The first day the Tories brought O'Learygate up in Question Period, Education Minister Peter Bjornson blathered repeatedly comparing the Filmon government record (he's bad) to his own (I'm good). He wouldn't even address the actual question, when it was raised that the Act was breached and asking what he knew about it. I had nothing to do with it, Filmon bad, we better.

When the Opposition produced a letter sent to Bjornson complaining about the land sales, he claimed he never saw the letter.


When the Opposition produced his written response to the letter writer, which was an embarassing attempt to blow him off, suddenly O'Leary had to start answering his own math questions.
- Like why did the school division buy 30 acres when the school only required 10 at most.
- Like why at least 5 of the lots were sold for a buck, instead of the going rate of $150-200,000.
- Like why the school division was allowed by the vaunted, trusted, Zaidman-led Finance Board, to engage in land speculation and development that was completely, totally and at all times, 100% against the rules.

Sheepishly the minister now admits he was warned by a whistleblower after all - eight months earlier - that the school division was engaged in land speculation. That eight-month delay was just long enought to finish construction, but, well, you know, these things take time to "investigate." And it will take, oh, another 30 days till I can say anything to the House.

At least the whistleblower wasn't slandered, which seems to be a part of any "NDP investigation".

One of Brian O'Leary's biggest defenders in Scandal #1 was NDP MLA Tim Sale, who sang hosannahs about O'Leary's admission that he broke the seal and took out a test. But then we know that Sale has little regard for whistleblowers.

When he was Family Services Minister, a whistleblower tried to warn him about the free-spending by the managers of Hydra House. Sale ordered an "NDP investigation" which found Hydra House - surprise - clean as a hound's tooth. Sale then stood up in the Legislature, praised Hydra House management to the heavens, and demeaned the whistleblower as a "disgruntled former employee".

But then, two years later, an independent investigation by the provincial auditor confirmed every one of the whistleblower's allegations about financial irregularities.
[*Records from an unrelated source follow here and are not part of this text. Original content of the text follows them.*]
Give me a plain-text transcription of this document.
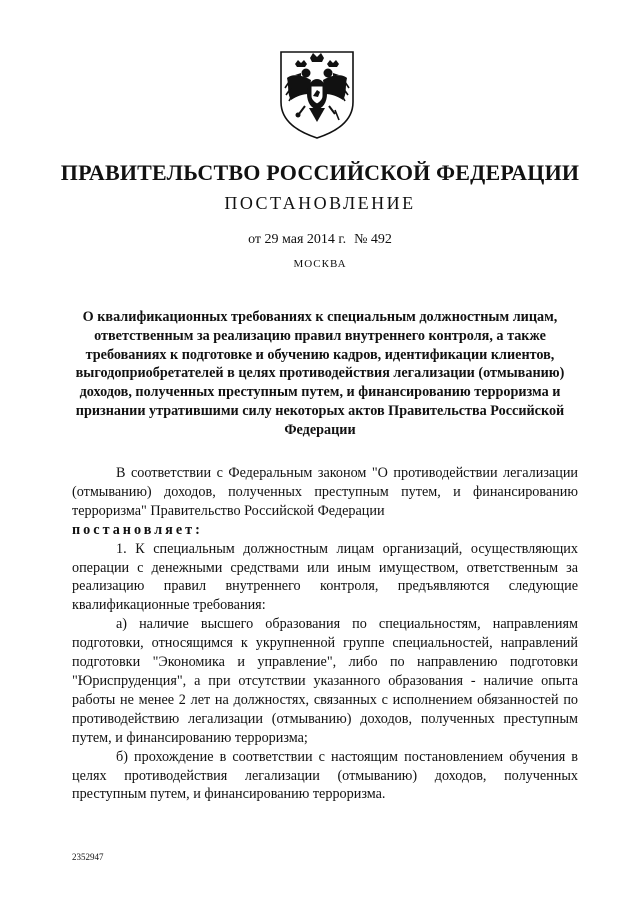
ПРАВИТЕЛЬСТВО РОССИЙСКОЙ ФЕДЕРАЦИИ
ПОСТАНОВЛЕНИЕ
от 29 мая 2014 г. № 492
МОСКВА
О квалификационных требованиях к специальным должностным лицам, ответственным за реализацию правил внутреннего контроля, а также требованиях к подготовке и обучению кадров, идентификации клиентов, выгодоприобретателей в целях противодействия легализации (отмыванию) доходов, полученных преступным путем, и финансированию терроризма и признании утратившими силу некоторых актов Правительства Российской Федерации

В соответствии с Федеральным законом "О противодействии легализации (отмыванию) доходов, полученных преступным путем, и финансированию терроризма" Правительство Российской Федерации

постановляет:

1. К специальным должностным лицам организаций, осуществляющих операции с денежными средствами или иным имуществом, ответственным за реализацию правил внутреннего контроля, предъявляются следующие квалификационные требования:

а) наличие высшего образования по специальностям, направлениям подготовки, относящимся к укрупненной группе специальностей, направлений подготовки "Экономика и управление", либо по направлению подготовки "Юриспруденция", а при отсутствии указанного образования - наличие опыта работы не менее 2 лет на должностях, связанных с исполнением обязанностей по противодействию легализации (отмыванию) доходов, полученных преступным путем, и финансированию терроризма;

б) прохождение в соответствии с настоящим постановлением обучения в целях противодействия легализации (отмыванию) доходов, полученных преступным путем, и финансированию терроризма.

2352947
Every One.

To which Tim Sale said: Oh those allegations; we didn't look at those allegations, we looked at the other allegations, didn't we tell you how we limited our "investigation?" And hey - it was Gary Filmon's fault !

Maybe Gary Doer's investigation of O'Learygate will be broader and more thorough than how Tim Sale conducts his "investigations." Or how seriously Bjornson took the complaint about taxpayers money being illegally gambled with in the first place.

Unfortunately we can't expect him to look too closely into that post-socialism branch of economics called New Democronomics.
That's where an NDP government:

  • pays twice for the same houses (Hydra House)
  • pays $3 million for a movie studio once offered for $1 (Prairie Production Centre)
  • collects $1 for land worth hundreds of thousands of dollars (Swinford Park)

This spring the practitioners of this exotic branch of economics were open extra hours, just like HR Block. The total cost for Hydra House - well the management conveniently didn't have receipts for many expenditures, so we will never know.

The PPC deal---with no business plan showing it can even break even, the sky's the limit.

And as for O'Learygate, the school division admits they made $700,000. But the money wan't used to keep the tax rate down, so where did it go? Will the Division be required to forfeit the profits of their illegal venture just like any other illegal business deal?